Me comentaba una amiga el último día de 2017 que el siete resultaba para ella un número muy especial. Nació un día 7, del mes siete, a las siete de la tarde, de 1967. Eso me recordó a su vez la fecha de la muerte de mi madre. Día 5, del mes cinco de 1995, poco antes de las cinco de la madrugada, con 95 años de edad. Hay quien dice que las casualidades no existen, criterio al que me adhiero, y que todas las cosas de la vida están interconectadas con un sentido y un porqué. Algo así como lo que formula la teoría del caos (la de la mariposa y el huracán, ya sabéis).

Tanto el caso de mi amiga con el siete como en el de mi madre con el cinco se encajan por los pelos en la ley de probabilidades. En realidad es un cúmulo de casualidades que quizás tenga otro sentido, esa parte de la realidad que resulta imposible percibir. Los astrólogos han buscado durante milenios, y siguen haciéndolo, la relación del universo con el destino de la humanidad y de cada ser vivo. Si muchos de ellos acabaron en la hoguera inquisitorial, quizás no iban tan mal encaminados con unas teorías que se han quedado siempre en el límite de la pseudociencia.
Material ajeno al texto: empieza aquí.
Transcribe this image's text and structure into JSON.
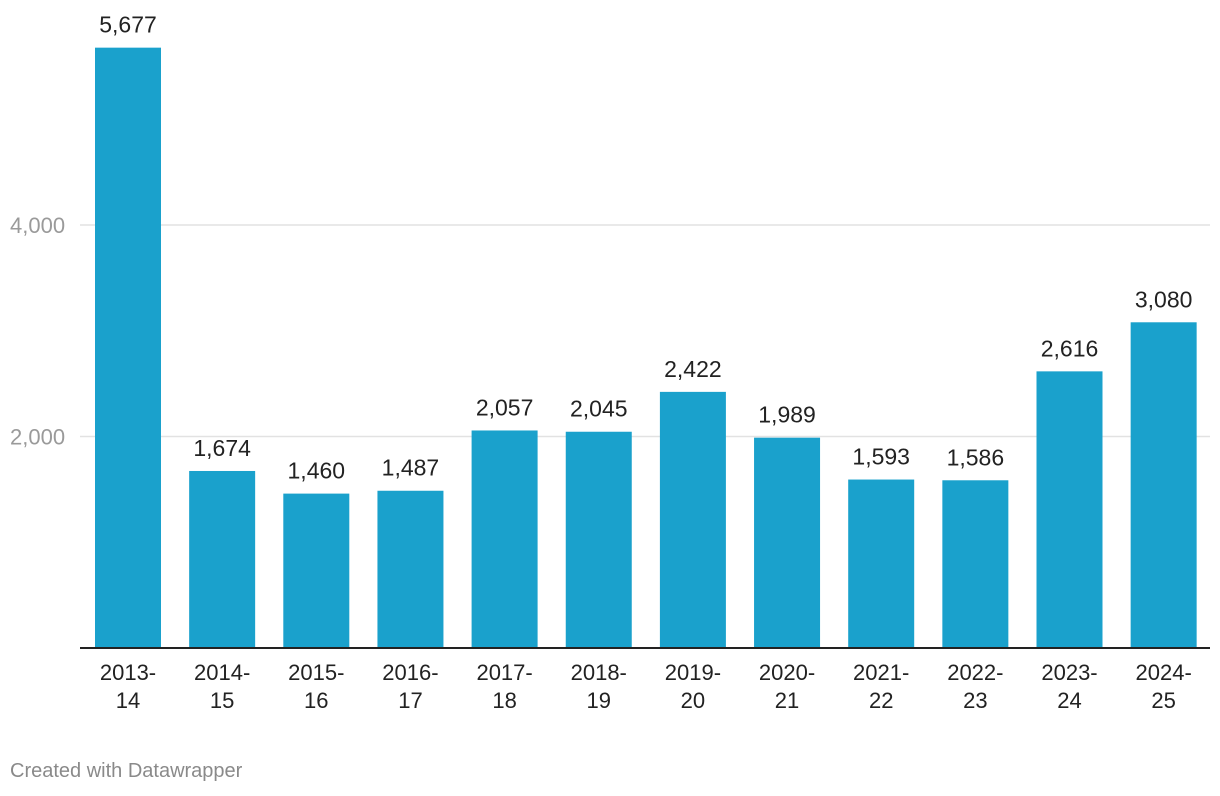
{
  "credit": "Created with Datawrapper",
  "colors": {
    "bar": "#1aa1cc",
    "gridline": "#e2e2e2",
    "baseline": "#222222",
    "value_text": "#222222",
    "y_tick_text": "#9a9a9a"
  },
  "chart_data": {
    "type": "bar",
    "title": "",
    "xlabel": "",
    "ylabel": "",
    "categories": [
      [
        "2013-",
        "14"
      ],
      [
        "2014-",
        "15"
      ],
      [
        "2015-",
        "16"
      ],
      [
        "2016-",
        "17"
      ],
      [
        "2017-",
        "18"
      ],
      [
        "2018-",
        "19"
      ],
      [
        "2019-",
        "20"
      ],
      [
        "2020-",
        "21"
      ],
      [
        "2021-",
        "22"
      ],
      [
        "2022-",
        "23"
      ],
      [
        "2023-",
        "24"
      ],
      [
        "2024-",
        "25"
      ]
    ],
    "values": [
      5677,
      1674,
      1460,
      1487,
      2057,
      2045,
      2422,
      1989,
      1593,
      1586,
      2616,
      3080
    ],
    "value_labels": [
      "5,677",
      "1,674",
      "1,460",
      "1,487",
      "2,057",
      "2,045",
      "2,422",
      "1,989",
      "1,593",
      "1,586",
      "2,616",
      "3,080"
    ],
    "y_ticks": [
      {
        "value": 2000,
        "label": "2,000"
      },
      {
        "value": 4000,
        "label": "4,000"
      }
    ],
    "ylim": [
      0,
      6000
    ],
    "grid": true,
    "legend": "none"
  }
}
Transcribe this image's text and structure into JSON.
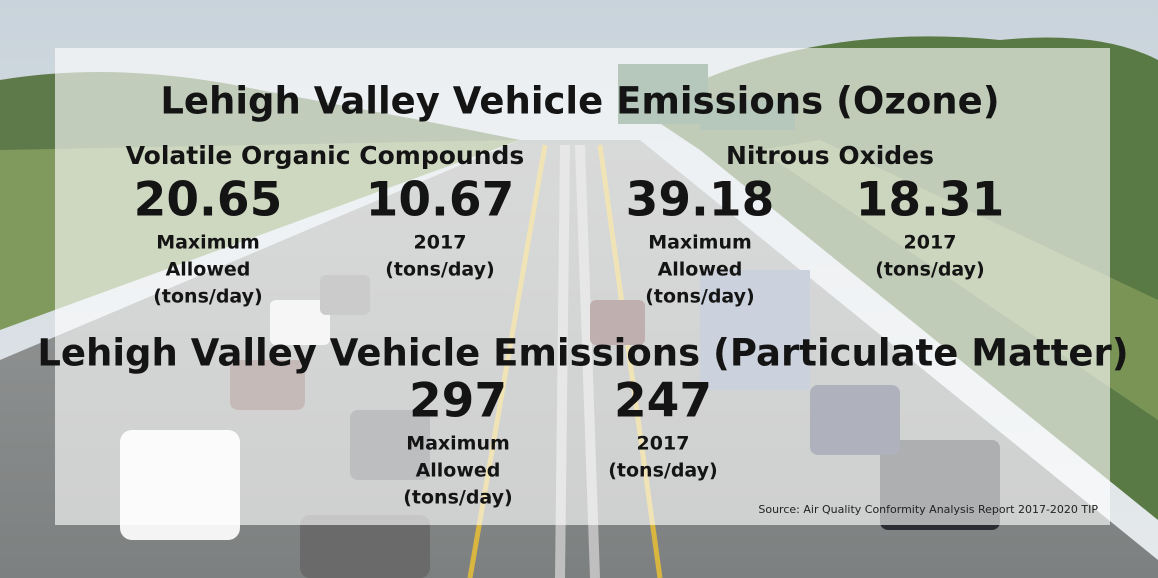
{
  "ozone": {
    "title": "Lehigh Valley Vehicle Emissions (Ozone)",
    "groups": [
      {
        "heading": "Volatile Organic Compounds",
        "stats": [
          {
            "value": 20.65,
            "label_lines": [
              "Maximum",
              "Allowed",
              "(tons/day)"
            ]
          },
          {
            "value": 10.67,
            "label_lines": [
              "2017",
              "(tons/day)"
            ]
          }
        ]
      },
      {
        "heading": "Nitrous Oxides",
        "stats": [
          {
            "value": 39.18,
            "label_lines": [
              "Maximum",
              "Allowed",
              "(tons/day)"
            ]
          },
          {
            "value": 18.31,
            "label_lines": [
              "2017",
              "(tons/day)"
            ]
          }
        ]
      }
    ]
  },
  "particulate": {
    "title": "Lehigh Valley Vehicle Emissions (Particulate Matter)",
    "stats": [
      {
        "value": 297,
        "label_lines": [
          "Maximum",
          "Allowed",
          "(tons/day)"
        ]
      },
      {
        "value": 247,
        "label_lines": [
          "2017",
          "(tons/day)"
        ]
      }
    ]
  },
  "source": "Source: Air Quality Conformity Analysis Report 2017-2020 TIP"
}
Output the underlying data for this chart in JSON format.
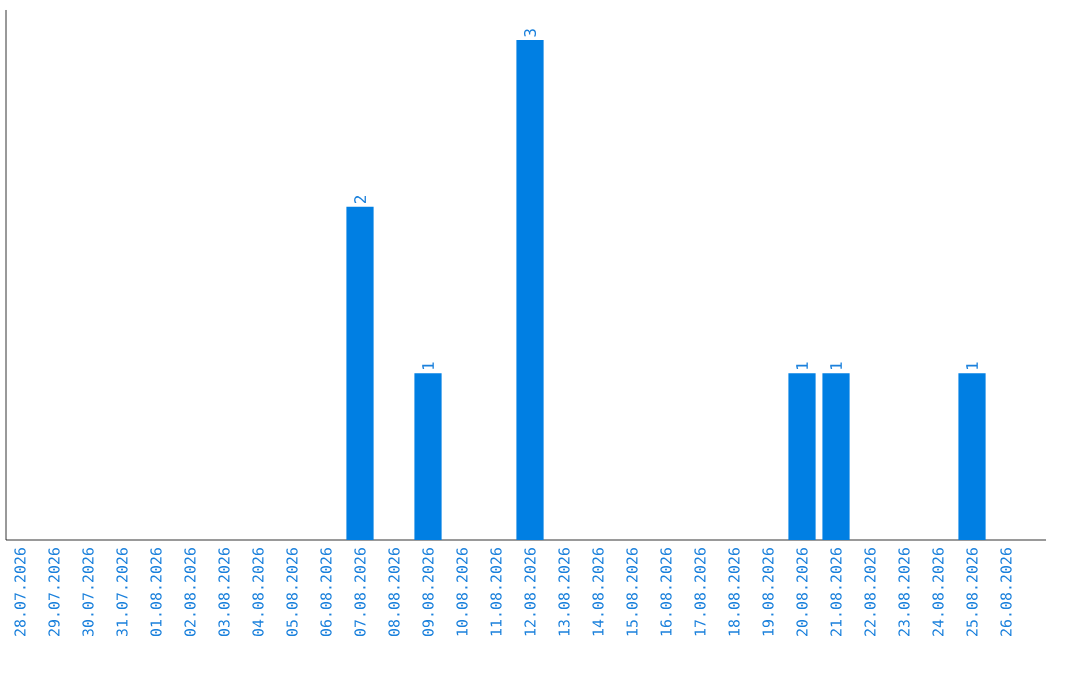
{
  "chart_data": {
    "type": "bar",
    "categories": [
      "28.07.2026",
      "29.07.2026",
      "30.07.2026",
      "31.07.2026",
      "01.08.2026",
      "02.08.2026",
      "03.08.2026",
      "04.08.2026",
      "05.08.2026",
      "06.08.2026",
      "07.08.2026",
      "08.08.2026",
      "09.08.2026",
      "10.08.2026",
      "11.08.2026",
      "12.08.2026",
      "13.08.2026",
      "14.08.2026",
      "15.08.2026",
      "16.08.2026",
      "17.08.2026",
      "18.08.2026",
      "19.08.2026",
      "20.08.2026",
      "21.08.2026",
      "22.08.2026",
      "23.08.2026",
      "24.08.2026",
      "25.08.2026",
      "26.08.2026"
    ],
    "values": [
      0,
      0,
      0,
      0,
      0,
      0,
      0,
      0,
      0,
      0,
      2,
      0,
      1,
      0,
      0,
      3,
      0,
      0,
      0,
      0,
      0,
      0,
      0,
      1,
      1,
      0,
      0,
      0,
      1,
      0
    ],
    "value_labels": [
      null,
      null,
      null,
      null,
      null,
      null,
      null,
      null,
      null,
      null,
      "2",
      null,
      "1",
      null,
      null,
      "3",
      null,
      null,
      null,
      null,
      null,
      null,
      null,
      "1",
      "1",
      null,
      null,
      null,
      "1",
      null
    ],
    "color": "#007fe3",
    "tick_labels": "x"
  }
}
La carta astral, a la que en una ocasión fui “sometido” sin querer saber el resultado, consiste en predecir tu futuro mediante unos pocos números relativos a la fecha de tu nacimiento y poco más. Las matemáticas y los números, inventados por los hindús y exportados a Occidente por los musulmanes, son por tanto esenciales en la explicación de la existencia humana a través de los astros y su posición en el universo

¿Y a dónde conduce o dónde quiero ir a parar con esta exposición sobre las coincidencias numércias? Pues francamente no lo sé. Seguro que, al estar todo interconectado y tener un porqué, algún sentido y alguna incidencia tendrá este artículo, aunque sea tan nimio como el aleteo de una mariposa.

Mi intención para este primer artículo del año era hablar de esos propósitos, casi milagros, que muchos nos marcamos cada fin año y que en mi caso particular siguen siendo los mismos desde hace décadas. Pero la imprevista confesión de mi amiga sobre la fecha de su nacimiento le dio el último día del año un cambio total a mis pretensiones. Así que ella es la única culpable.

Por cierto, el primer día del año tuvimos una muy redonda y enorme luna llena. Ese fenómeno, luna llena el uno de enero, se repite supongo cada treinta años. He preguntado a mucha gente si esta coincidencia de la luna tiene algún sentido o implica algún tipo de predicción. Nadie ha sabido contestar. Pero estoy convencido de que no es algo casual. Por lo demás, mis mejores deseos para el año que acaba de comenzar.